Rebutante idéologie

Armé d'une victoire très modeste, M. Harper devrait reculer sur les avancées qui ont irrité un potentiel électorat. Il risque sinon de gouverner dans l'opprobre.

Élection fédérale 2008 - les résultats

On ne pavoise pas avec une demi-victoire. Laissant poindre une touche d'humilité, le premier ministre Stephen Harper rappelait hier que «les électeurs n'ont pas d'obligation face aux politiciens». La totale incapacité des conservateurs à pénétrer comme ils l'auraient rêvé un Québec récalcitrant en est la confirmation évidente.
Au lendemain d'un scrutin qui laisse l'équipe conservatrice les bras ballants devant le Québec qu'elle souhaitait noyauter, le nouveau gouvernement minoritaire doit reconnaître à travers cet échec la résistance des électeurs québécois face à une idéologie qui les rebute.
Traditionnellement étanche aux ambitions conservatrices, la région de Montréal est demeurée mardi inébranlable: non seulement a-t-elle rayé l'ex-sénateur Michael Fortier de la carte, mais elle est demeurée insensible à la popularité du maire de Saint-Eustache, Claude Carignan, une vedette promise à un avenir de ministre.

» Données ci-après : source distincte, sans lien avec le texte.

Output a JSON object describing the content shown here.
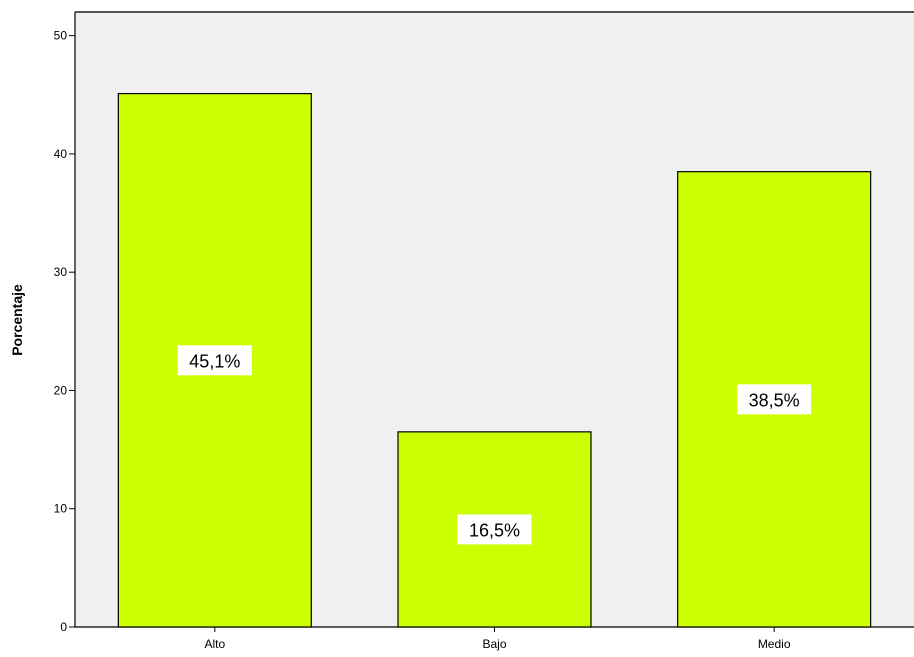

Effondré, le candidat défait dans Rivière-des-Mille-Îles a avancé une explication que l'équipe de Stephen Harper devrait mijoter: «Les politiques sur la culture et les jeunes contrevenants ont permis de cimenter le Bloc. Ce sont des politiques intéressantes, mais qui n'ont pas été bien expliquées.»
Que l'on franchisse un pas de plus: ces politiques ont tout simplement accablé l'électorat québécois car il ne s'y retrouvait pas. La chute de l'appui populaire consenti aux troupes de M. Harper au Québec -- 21,7 % du vote en 2008 contre 25 % en 2006 -- s'explique non seulement par l'apathie du chef face aux perturbations économiques mondiales mais surtout par le rejet d'une idéologie à saveur rigoriste, et qui de plus s'est révélée de manière sournoise plutôt que d'être ouvertement affichée.
L'on pense bien sûr à ces compressions visant la culture, des coupes vilipendées à juste titre. Arrogant à l'extrême, le chef Harper a attisé la colère en faisant des artistes geignards des bébés gâtés. Mais l'on pense aussi au projet de loi C-484, qui fragilise les acquis en matière d'avortement en dotant le foetus d'un statut juridique. Au Québec plus qu'ailleurs, ce thème a soulevé l'inquiétude et provoqué la grogne. Et l'on songe surtout à l'engagement controversé sur les jeunes contrevenants, que les conservateurs veulent punir comme des adultes lors de crimes graves. Alors que le Québec prône la réhabilitation, cette approche sans pitié a choqué au lieu de rallier.
Les conservateurs ont bien sûr connu quelques ratés de campagne qui les ont desservis. L'opposition à elle seule, tant libérale que bloquiste, n'était pas suffisamment robuste pour expliquer l'échec de l'équipe Harper dans sa reconquête du Québec, et cela même si le Bloc, en fin de course, a eu tout à fait raison de jouer la carte de l'incompatibilité des valeurs québécoises avec la feuille de route conservatrice.
Non. On ne peut l'expliquer autrement: la rebuffade des conservateurs au Québec est intimement liée à l'idéologie qu'ils véhiculent. Le politicien, lui, a des obligations face aux citoyens qu'il dirige. Armé d'une victoire très modeste, M. Harper devrait reculer sur les avancées qui ont irrité un potentiel électorat. Il risque sinon de gouverner dans l'opprobre.